Fest of Ales might be Lexington's biggest beer party, but even so, it isn't big enough.
Attendance at the downtown event is capped at 1,500, and in its sixth year, the event has sold out all but one year, says co-founder Chris Vandergrift.
"But it got close," he says of the non-sellout year. "We had a bad forecast; it was supposed to rain."
The evening festival will feature about 170 beers from about 70 breweries, including many craft brewers in Kentucky.
Vandergrift says that almost all of the local breweries are bringing a special keg to tap, with about 35 special releases in all.
Here are a few to look for:
■ Country Boy's new Bourbon Barrel Aged Chestnut Brown.
■ West Sixth's annual Burley Barleywine.
■ Alltech's annual Pumpkin Bourbon Barrel Ale.
■ Blue Stallion's Barrel Aged Doppelbock.
■ Rooster Brew's "Godxilla" Sour.
■ Against the Grain's Galangal Action, a brew made from watermelon and galangel root (similar to ginger).
And from out of state, there will be:
■ Founder's KBS (Kentucky Breakfast Stout), a hard-to-find cult favorite from Michigan.
■ Dogfish Head's 120-minute IPA, a super bitter beer, made with hops put in every minute for two hours.
■ Deschutes' Not the Stoic.
■ Dark Horse's Bourbon Barrel Aged Plead the Fifth.
Vandergrift says he's really looking forward to sampling the barrel-aged beers from Country Boy and Dark Horse.
Kentucky's craft beers are "as good as any," says Vandergrift, who runs the website LexBeerScene.com. "We've got some very great things being done here, and I think they would give pretty much anybody a run for their money. I've been around and working in the beer community for 10-plus years, and only in the past three or four years have things really picked up. It's really interesting to watch it, and to have been around beforehand."
With the growth of craft beer in Kentucky, would the Fest of Ales consider increasing the number of tickets?

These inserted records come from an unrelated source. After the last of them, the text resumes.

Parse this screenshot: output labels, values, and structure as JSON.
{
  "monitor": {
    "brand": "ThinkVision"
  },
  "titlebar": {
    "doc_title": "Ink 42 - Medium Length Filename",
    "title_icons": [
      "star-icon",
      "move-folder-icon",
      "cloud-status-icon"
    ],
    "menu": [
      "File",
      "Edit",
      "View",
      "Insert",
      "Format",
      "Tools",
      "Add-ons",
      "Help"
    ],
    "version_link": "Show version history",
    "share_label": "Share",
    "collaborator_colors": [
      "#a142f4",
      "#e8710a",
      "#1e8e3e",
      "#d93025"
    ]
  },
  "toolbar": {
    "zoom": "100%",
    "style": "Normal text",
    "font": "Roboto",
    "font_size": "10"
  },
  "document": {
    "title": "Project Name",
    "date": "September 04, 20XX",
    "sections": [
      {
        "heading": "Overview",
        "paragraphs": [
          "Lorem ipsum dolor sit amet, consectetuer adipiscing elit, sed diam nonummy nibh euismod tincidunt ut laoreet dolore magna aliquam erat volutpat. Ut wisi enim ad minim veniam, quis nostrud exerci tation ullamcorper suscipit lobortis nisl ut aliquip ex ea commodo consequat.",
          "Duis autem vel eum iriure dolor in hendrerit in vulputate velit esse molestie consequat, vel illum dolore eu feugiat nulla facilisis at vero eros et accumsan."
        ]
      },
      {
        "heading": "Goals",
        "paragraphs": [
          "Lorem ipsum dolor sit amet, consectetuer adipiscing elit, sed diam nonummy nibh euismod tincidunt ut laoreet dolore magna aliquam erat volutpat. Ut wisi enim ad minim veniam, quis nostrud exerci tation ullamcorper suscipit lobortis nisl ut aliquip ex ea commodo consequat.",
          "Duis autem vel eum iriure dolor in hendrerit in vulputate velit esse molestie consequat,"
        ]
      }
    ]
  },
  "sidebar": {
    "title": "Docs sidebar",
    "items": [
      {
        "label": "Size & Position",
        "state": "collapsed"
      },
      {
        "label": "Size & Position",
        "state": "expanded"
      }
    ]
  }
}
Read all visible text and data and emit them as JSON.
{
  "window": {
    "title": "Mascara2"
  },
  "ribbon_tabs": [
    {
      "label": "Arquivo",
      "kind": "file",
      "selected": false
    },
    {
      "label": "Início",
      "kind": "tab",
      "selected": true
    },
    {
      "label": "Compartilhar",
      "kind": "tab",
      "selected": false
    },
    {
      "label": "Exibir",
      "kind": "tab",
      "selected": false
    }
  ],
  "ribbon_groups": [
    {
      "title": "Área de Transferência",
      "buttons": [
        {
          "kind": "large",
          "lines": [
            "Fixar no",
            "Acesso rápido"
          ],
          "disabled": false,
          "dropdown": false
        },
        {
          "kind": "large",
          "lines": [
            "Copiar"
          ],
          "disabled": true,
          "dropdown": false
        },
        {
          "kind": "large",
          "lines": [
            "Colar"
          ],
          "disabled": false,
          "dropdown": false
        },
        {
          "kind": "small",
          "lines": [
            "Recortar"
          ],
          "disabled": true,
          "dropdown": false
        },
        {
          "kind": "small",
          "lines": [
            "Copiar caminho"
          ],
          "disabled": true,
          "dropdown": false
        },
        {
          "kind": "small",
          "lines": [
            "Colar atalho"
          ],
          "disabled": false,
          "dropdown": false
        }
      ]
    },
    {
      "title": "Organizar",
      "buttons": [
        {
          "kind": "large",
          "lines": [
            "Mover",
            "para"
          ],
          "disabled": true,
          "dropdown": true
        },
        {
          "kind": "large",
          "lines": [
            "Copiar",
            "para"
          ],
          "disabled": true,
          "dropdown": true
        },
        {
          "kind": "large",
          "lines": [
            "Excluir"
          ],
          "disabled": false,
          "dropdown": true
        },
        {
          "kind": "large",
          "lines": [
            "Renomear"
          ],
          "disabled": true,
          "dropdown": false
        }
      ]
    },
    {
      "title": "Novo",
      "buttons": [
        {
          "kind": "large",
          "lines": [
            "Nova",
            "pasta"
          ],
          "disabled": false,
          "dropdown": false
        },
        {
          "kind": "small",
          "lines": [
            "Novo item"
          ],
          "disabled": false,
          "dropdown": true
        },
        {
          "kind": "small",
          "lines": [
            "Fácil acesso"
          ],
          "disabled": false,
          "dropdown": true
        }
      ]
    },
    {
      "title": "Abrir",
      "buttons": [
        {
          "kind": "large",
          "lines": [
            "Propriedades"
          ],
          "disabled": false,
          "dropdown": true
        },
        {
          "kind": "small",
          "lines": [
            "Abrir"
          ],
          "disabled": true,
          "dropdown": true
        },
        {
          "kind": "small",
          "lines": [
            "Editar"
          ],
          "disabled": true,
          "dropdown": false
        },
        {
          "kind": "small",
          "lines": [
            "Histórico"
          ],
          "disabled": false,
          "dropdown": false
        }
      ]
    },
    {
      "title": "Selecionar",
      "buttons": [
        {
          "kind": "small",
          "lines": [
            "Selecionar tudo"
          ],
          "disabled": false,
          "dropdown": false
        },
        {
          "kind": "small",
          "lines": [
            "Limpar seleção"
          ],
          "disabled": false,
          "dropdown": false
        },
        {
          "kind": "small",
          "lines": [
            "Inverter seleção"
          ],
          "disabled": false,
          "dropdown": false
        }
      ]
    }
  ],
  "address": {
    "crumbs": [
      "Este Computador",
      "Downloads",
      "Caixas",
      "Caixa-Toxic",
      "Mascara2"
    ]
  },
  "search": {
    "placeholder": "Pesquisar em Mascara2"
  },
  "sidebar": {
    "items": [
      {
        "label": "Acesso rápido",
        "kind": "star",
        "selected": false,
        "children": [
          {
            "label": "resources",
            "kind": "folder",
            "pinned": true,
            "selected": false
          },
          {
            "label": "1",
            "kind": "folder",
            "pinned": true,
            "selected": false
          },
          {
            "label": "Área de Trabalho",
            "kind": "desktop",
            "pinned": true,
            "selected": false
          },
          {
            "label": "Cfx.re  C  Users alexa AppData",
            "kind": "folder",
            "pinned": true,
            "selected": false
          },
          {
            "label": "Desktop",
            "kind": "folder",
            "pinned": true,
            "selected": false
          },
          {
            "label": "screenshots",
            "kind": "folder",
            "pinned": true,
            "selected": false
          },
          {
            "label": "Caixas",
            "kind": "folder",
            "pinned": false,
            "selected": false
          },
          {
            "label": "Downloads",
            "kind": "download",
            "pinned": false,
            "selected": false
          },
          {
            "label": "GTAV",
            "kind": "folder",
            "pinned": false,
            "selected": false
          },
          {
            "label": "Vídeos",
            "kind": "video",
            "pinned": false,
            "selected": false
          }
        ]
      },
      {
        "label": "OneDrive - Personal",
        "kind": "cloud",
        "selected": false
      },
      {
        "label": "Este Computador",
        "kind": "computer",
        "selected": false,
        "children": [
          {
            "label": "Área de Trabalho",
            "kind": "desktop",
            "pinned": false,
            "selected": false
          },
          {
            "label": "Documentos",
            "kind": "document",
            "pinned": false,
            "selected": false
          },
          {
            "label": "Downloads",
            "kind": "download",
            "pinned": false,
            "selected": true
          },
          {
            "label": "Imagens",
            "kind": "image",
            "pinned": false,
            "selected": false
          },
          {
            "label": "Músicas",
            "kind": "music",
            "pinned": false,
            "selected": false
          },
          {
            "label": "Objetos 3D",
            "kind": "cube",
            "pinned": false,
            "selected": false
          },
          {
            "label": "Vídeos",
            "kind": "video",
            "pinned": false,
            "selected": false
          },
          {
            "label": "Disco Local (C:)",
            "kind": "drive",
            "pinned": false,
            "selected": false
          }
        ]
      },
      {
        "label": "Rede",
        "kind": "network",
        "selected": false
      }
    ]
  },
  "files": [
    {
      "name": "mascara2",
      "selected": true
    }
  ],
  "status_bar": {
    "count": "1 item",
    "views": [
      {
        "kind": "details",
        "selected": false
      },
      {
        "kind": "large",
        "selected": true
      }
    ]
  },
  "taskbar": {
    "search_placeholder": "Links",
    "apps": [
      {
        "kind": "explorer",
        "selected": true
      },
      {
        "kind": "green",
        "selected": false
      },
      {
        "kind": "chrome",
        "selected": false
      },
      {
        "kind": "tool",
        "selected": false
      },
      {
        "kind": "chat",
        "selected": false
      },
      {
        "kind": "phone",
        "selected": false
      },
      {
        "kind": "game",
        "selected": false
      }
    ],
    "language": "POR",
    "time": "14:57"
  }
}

"For the past few years, we've had the ability to outgrow the space, but we don't want to move because the pavilion downtown is so nice, so perfect for this sort of event," Vandergrift says. "It's outdoors, not too cramped, but we have a roof. And it's in the heart of downtown."
That's part of the appeal, says Renee Jackson, executive director of the Downtown Lexington Corp., which co-sponsors the event.
The Fest of Ales, which netted about $16,000 last year, helps finance other events downtown, including the Friday night movies at Triangle Park and the Fourth of July activities, she says.
And bringing people downtown is part of the point.
"It brings a different crowd than, say, Thursday Night Live every week," Jackson says. "People purchase tickets from outside the county, so we're pulling people in because it is craft beer. And we hope it exposes a different crowd to everything downtown has to offer."
In case you get shut out of Fest of Ales, there will be an after-party at Pazzo's, beginning at 8:30 p.m. And there will another beer and wine event, Cork and Tap, at the Fifth/Third Pavilion on Sept. 12, featuring local craft beers and Kentucky wineries.